Abstract. Floating offshore wind turbine systems are subject to complex environmental loads, with significant potential for damage in extreme storm conditions. Design simulations in these conditions are required to assess the survivability of the device with some level of confidence. Aero-hydro-servo-elastic engineering tools can be used with a reasonable balance of accuracy and computational efficiency. The models require many input parameters to describe the air and water conditions, the system properties, and the load calculations. Each of these parameters has some possible range, either due to statistical uncertainty or variations with time.
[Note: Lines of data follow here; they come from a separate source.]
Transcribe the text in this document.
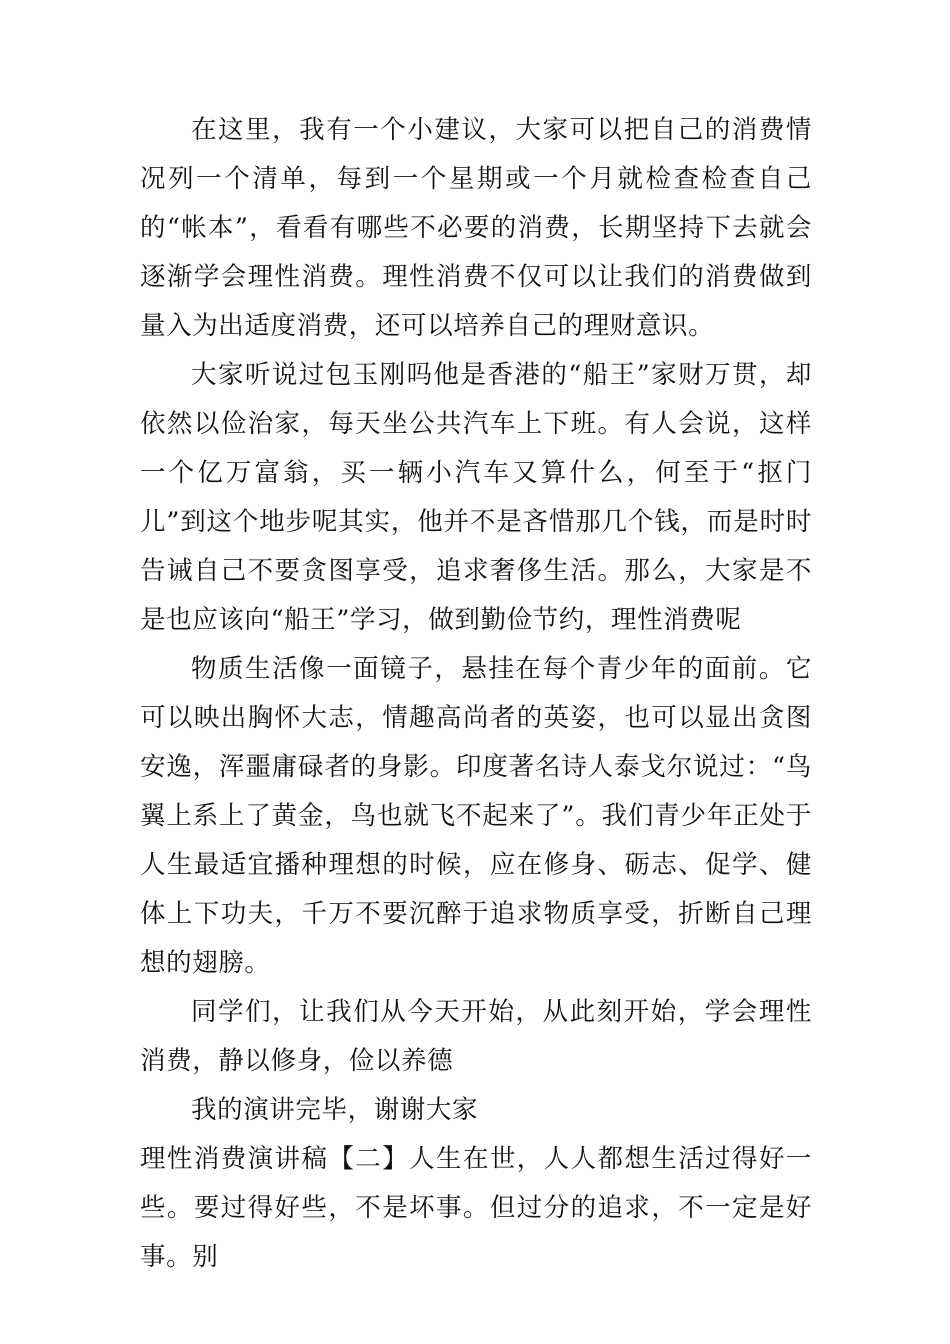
在这里，我有一个小建议，大家可以把自己的消费情况列一个清单，每到一个星期或一个月就检查检查自己的“帐本”，看看有哪些不必要的消费，长期坚持下去就会逐渐学会理性消费。理性消费不仅可以让我们的消费做到量入为出适度消费，还可以培养自己的理财意识。

大家听说过包玉刚吗他是香港的“船王”家财万贯，却依然以俭治家，每天坐公共汽车上下班。有人会说，这样一个亿万富翁，买一辆小汽车又算什么，何至于“抠门儿”到这个地步呢其实，他并不是吝惜那几个钱，而是时时告诫自己不要贪图享受，追求奢侈生活。那么，大家是不是也应该向“船王”学习，做到勤俭节约，理性消费呢

物质生活像一面镜子，悬挂在每个青少年的面前。它可以映出胸怀大志，情趣高尚者的英姿，也可以显出贪图安逸，浑噩庸碌者的身影。印度著名诗人泰戈尔说过：“鸟翼上系上了黄金，鸟也就飞不起来了”。我们青少年正处于人生最适宜播种理想的时候，应在修身、砺志、促学、健体上下功夫，千万不要沉醉于追求物质享受，折断自己理想的翅膀。

同学们，让我们从今天开始，从此刻开始，学会理性消费，静以修身，俭以养德

我的演讲完毕，谢谢大家

理性消费演讲稿【二】人生在世，人人都想生活过得好一些。要过得好些，不是坏事。但过分的追求，不一定是好事。别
Variation in the input parameters can have important effects on the uncertainty in the resulting loads, but it is not practically possible to perform detailed assessments of the impact of this uncertainty for every input parameter. This work demonstrates a method to identify the input parameters that have the most impact on the loads to focus further inspection. The process is specifically done for extreme storm load cases defined in the International Electrotechnical Commission (IEC) design requirements for floating offshore wind turbines. The analysis was performed using the International Energy Agency (IEA) Wind 15-MW offshore reference wind turbine atop the UMaine VolturnUS-S reference platform in two U.S. offshore wind regions, the Gulf of Maine and Humboldt Bay. It was found that the direction of incident waves and current, yaw misalignment, and the length of mooring line sections were among the primary sensitivities.